Representative DeCesare stated that facilities management has serious issues that need to be addressed. He is not pleased with the personnel changes that have been made because there is no one that is heading facilities management that has educational credentials or have even been employed by a school district in a facilities management position. Across the state there is not a lot being accomplished because of the lack of experience in that particular area. BG 1 applications are being held over 60 days and that has to stop. School districts want to move forward with their construction projects and the Department is holding them up.
Dr. Holliday stated he has heard the same concerns and has made those concerns known. Personnel changes have been made and he would alert the committee to that. The Department has had 17 percent budget cuts in the last two years and that staff has been reduced by 40 percent since FY 2000. He eliminated a Deputy Commissioner position and has gone from eight associates to six. He went from 25 Directors to 16, so prioritization and streamlining is being done.
Representative DeCesare stated he believed unfortunately the wrong people were eliminated. Dr. Holliday stated he disagreed. There are 15 regulation employees and the Department seems to be way too regulation oriented. He has asked a group to come together quickly to tell them which regulations they might be able to eliminate to speed the process up but still make sure there is good quality construction occurring. He is aware of that issue. He is going to hire the right people to do the right work and the Department is going to cut back on regulations.
Representative DeCesare asked how long the process will take for that to occur. Dr. Holliday stated he will have the State Board of Education recommendation by the first of the year.
Representative DeCesare stated some statutes may need to be changed as well. For instance, the Capital Funds Contingency for nonfixed equipment, except for desks and chairs, may need to be changed. Schools are built and they need carts, lunchroom tables, and other movable items in addition to desks and chairs. There needs to be more decision making by local school districts.
Hiren Desai stated he would like to remove the personnel aspect from the situation. Regulations that the Department have in place have been in place for a number of years and not because of a personnel change made two months ago. He has not seen a direct correlation between the reduction in personnel and the bureaucracy that is in place.
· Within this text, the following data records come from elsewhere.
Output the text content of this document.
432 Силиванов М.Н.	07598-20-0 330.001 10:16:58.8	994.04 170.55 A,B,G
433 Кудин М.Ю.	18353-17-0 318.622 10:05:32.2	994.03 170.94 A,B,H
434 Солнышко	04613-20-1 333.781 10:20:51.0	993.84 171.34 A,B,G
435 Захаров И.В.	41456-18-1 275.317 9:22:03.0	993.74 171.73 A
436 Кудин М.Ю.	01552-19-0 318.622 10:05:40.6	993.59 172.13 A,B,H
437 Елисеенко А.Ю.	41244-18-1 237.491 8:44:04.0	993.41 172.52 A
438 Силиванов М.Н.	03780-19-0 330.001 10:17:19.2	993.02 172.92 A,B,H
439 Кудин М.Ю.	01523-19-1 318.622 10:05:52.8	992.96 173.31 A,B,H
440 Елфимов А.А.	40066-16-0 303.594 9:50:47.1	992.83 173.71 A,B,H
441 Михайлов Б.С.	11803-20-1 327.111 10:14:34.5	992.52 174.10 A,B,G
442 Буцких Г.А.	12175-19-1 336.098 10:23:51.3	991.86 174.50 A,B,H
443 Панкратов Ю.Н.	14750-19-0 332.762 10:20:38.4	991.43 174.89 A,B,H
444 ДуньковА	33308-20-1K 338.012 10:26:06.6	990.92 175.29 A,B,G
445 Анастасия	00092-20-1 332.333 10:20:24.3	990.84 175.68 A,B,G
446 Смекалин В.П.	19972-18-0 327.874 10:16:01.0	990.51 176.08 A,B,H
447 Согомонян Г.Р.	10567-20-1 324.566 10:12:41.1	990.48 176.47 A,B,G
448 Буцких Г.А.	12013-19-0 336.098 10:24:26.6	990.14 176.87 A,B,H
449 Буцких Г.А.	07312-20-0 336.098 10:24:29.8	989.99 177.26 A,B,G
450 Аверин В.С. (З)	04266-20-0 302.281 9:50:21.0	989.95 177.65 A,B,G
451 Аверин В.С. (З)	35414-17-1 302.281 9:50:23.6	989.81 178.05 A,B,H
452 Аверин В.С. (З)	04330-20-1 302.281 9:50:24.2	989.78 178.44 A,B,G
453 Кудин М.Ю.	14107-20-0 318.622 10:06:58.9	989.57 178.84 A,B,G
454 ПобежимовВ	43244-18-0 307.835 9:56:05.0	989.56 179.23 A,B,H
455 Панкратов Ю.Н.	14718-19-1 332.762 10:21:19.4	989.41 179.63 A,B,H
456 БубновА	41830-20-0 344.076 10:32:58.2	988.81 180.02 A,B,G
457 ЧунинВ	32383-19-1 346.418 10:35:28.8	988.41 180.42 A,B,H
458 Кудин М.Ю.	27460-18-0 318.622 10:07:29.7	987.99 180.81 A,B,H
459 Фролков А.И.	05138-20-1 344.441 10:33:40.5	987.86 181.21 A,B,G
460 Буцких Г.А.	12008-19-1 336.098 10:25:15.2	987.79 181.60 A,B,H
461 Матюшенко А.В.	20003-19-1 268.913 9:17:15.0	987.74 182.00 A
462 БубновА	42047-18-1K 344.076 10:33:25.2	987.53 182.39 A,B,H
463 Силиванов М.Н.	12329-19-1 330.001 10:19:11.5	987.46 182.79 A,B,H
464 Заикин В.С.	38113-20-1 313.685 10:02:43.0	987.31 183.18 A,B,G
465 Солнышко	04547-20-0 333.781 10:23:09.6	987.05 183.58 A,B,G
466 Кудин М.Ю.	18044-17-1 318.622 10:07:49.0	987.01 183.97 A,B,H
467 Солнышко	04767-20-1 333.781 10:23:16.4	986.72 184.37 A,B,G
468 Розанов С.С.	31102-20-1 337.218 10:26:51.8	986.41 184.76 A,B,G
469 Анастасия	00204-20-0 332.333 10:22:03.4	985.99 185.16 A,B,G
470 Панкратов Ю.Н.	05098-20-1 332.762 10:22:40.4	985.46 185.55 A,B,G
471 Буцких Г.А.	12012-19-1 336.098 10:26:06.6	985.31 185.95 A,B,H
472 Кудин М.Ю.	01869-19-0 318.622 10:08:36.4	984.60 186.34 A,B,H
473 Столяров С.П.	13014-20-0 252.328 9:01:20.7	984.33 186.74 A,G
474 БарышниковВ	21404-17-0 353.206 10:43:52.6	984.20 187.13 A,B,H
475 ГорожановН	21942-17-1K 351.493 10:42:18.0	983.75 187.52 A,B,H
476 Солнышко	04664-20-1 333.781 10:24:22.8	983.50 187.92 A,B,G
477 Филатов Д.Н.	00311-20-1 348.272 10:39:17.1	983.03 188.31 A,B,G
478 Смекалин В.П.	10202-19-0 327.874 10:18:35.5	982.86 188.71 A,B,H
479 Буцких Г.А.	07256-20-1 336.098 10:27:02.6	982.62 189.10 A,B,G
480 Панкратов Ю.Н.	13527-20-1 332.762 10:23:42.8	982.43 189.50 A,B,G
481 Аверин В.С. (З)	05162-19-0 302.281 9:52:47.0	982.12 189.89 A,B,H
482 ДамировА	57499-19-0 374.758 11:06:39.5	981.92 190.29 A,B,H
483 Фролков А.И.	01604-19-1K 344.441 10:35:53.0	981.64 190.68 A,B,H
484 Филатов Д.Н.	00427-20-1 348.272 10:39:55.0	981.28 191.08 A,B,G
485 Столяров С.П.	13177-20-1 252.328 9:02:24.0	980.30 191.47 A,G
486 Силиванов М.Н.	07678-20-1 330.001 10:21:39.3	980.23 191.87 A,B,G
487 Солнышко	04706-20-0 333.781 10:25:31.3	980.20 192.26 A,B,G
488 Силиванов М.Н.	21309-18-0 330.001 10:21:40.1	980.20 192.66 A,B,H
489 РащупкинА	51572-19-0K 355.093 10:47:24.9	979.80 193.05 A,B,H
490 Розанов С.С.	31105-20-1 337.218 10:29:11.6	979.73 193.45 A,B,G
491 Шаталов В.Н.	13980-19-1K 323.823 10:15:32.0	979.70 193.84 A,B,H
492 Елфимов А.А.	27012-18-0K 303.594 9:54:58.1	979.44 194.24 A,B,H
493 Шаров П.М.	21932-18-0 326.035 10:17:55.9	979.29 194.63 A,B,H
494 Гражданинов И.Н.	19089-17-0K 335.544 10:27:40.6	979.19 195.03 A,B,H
Rep. DeCesare stated it is important to have someone in facilities who knows about education construction and has experience in that area.
Representative Moberly referenced the discussion of Jefferson County schools, poverty, and low academic achievement. He is unhappy that poverty is being used as a reason for students not achieving. He has seen schools with high poverty rates that have had the right strategies, the right leadership, and the right dedication to move the students forward. Jefferson County has problems other than poverty that need to be addressed. Poverty should never be an excuse and he does not agree with anyone that makes the correlation between low scores and poverty. Dr. Holliday stated he did not use poverty as an excuse for Jefferson County but stated poverty is still the strongest predictor in student learning. He wanted to fix that issue. Representative Moberly stated a correct strategy is needed to move the students forward in high poverty areas.
Update on School District Issues
Dr. Holliday updated the committee on school district issues such as end of the year fund balances, current year tax levies, teacher salaries, and school calendars.
Representative Miller stated he has had experience in dealing with homeless children and it is hard to know where they are or what they are doing; therefore, dealing with 10,000 homeless children in Jefferson County must be difficult. This is a big problem.
Chairman McGaha thanked the members and guests for attending the meeting and adjourned the meeting at 11:58 A.M.